不完全性定理

[ 1930年代, ]

不完全性定理 『ゲーデル 不完全性定理』
ゲーデル 著
(岩波文庫)

アメリカの数学者クルト・ゲーデル(1906-1978)が1931年に発表した定理。「一見矛盾のない理論体系のなかに、肯定しても否定しても矛盾が生じる命題が、必ず存在する」という第一不完全性定理と、「ある理論体系に矛盾がないとしても、その理論体系は自分自身に矛盾がないことを、自らの体系の内部では証明できない」という第二不完全性定理のふたつからなり、いずれも数学基礎論のなかでももっとも重要な定理とみなされている。

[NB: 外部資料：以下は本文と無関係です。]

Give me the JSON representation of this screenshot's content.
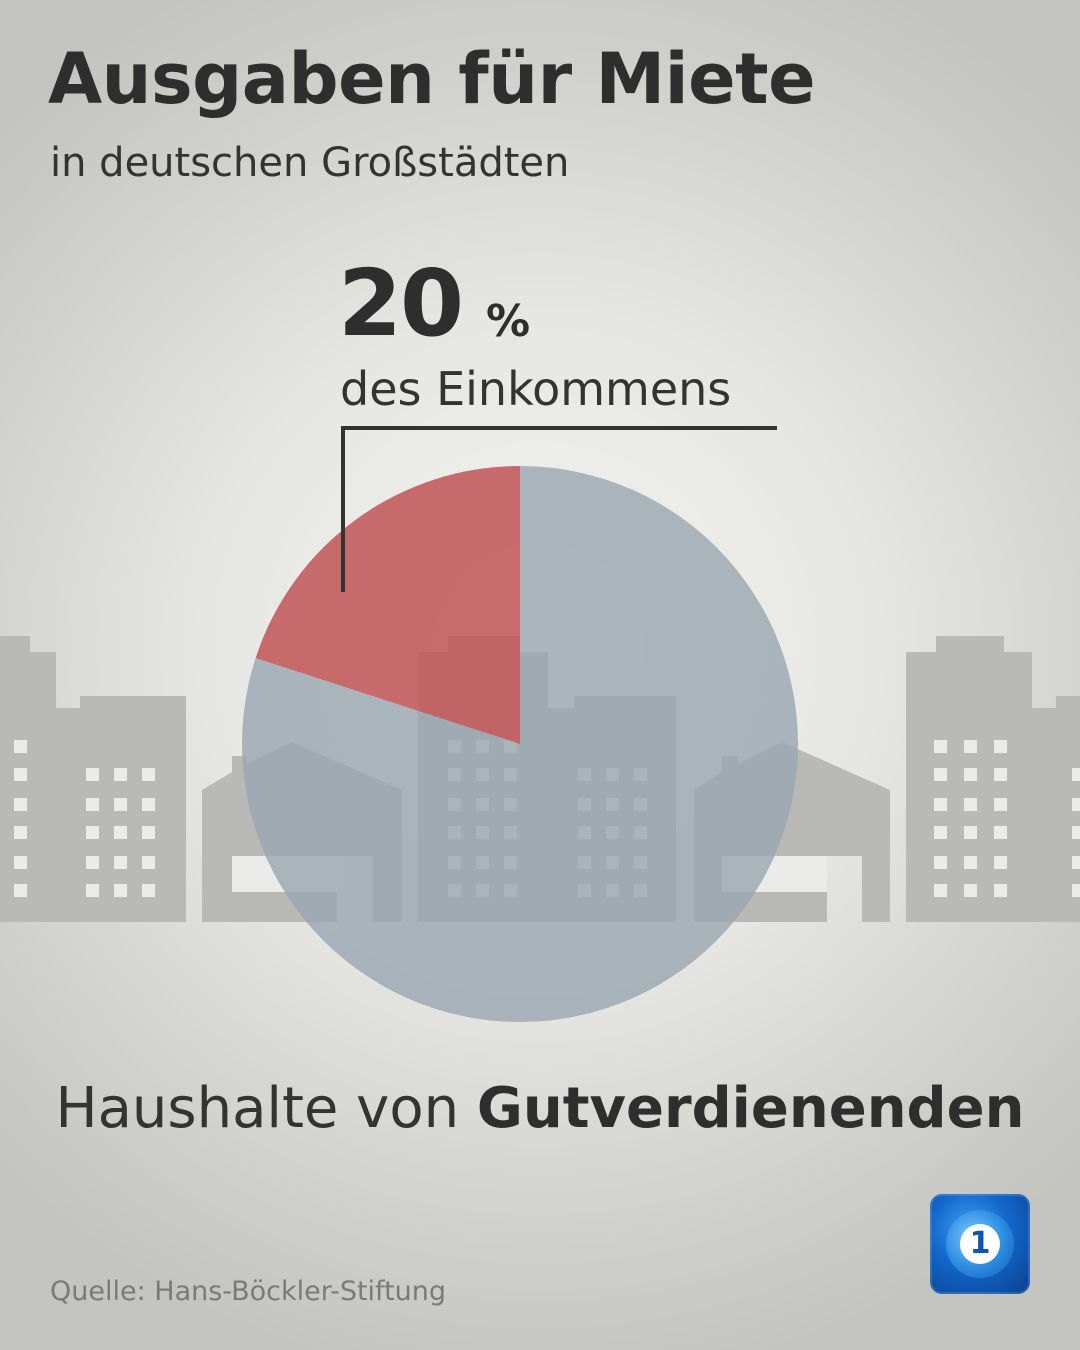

当時の数学界では、巨匠ダフィット・ヒルベルト(1862-1943)を中心に、どんな問題でも真偽の判定が可能であることを証明しようとする「ヒルベルト・プログラム」がさかんに展開されていたが、この野心的な企ては、ゲーデルの発表したふたつの定理によって事実上頓挫してしまった。ちなみに、この定理は数学のみならずほかの論理体系にもほぼそのまま応用可能であり、科学哲学などにも大きな影響を与えた。とりわけ、「ボクは嘘つきである」という命題が真偽いずれだと仮定しても矛盾が生じてしまう「自己言及のパラドックス」は、この定理の代表例としてしばしば言及される。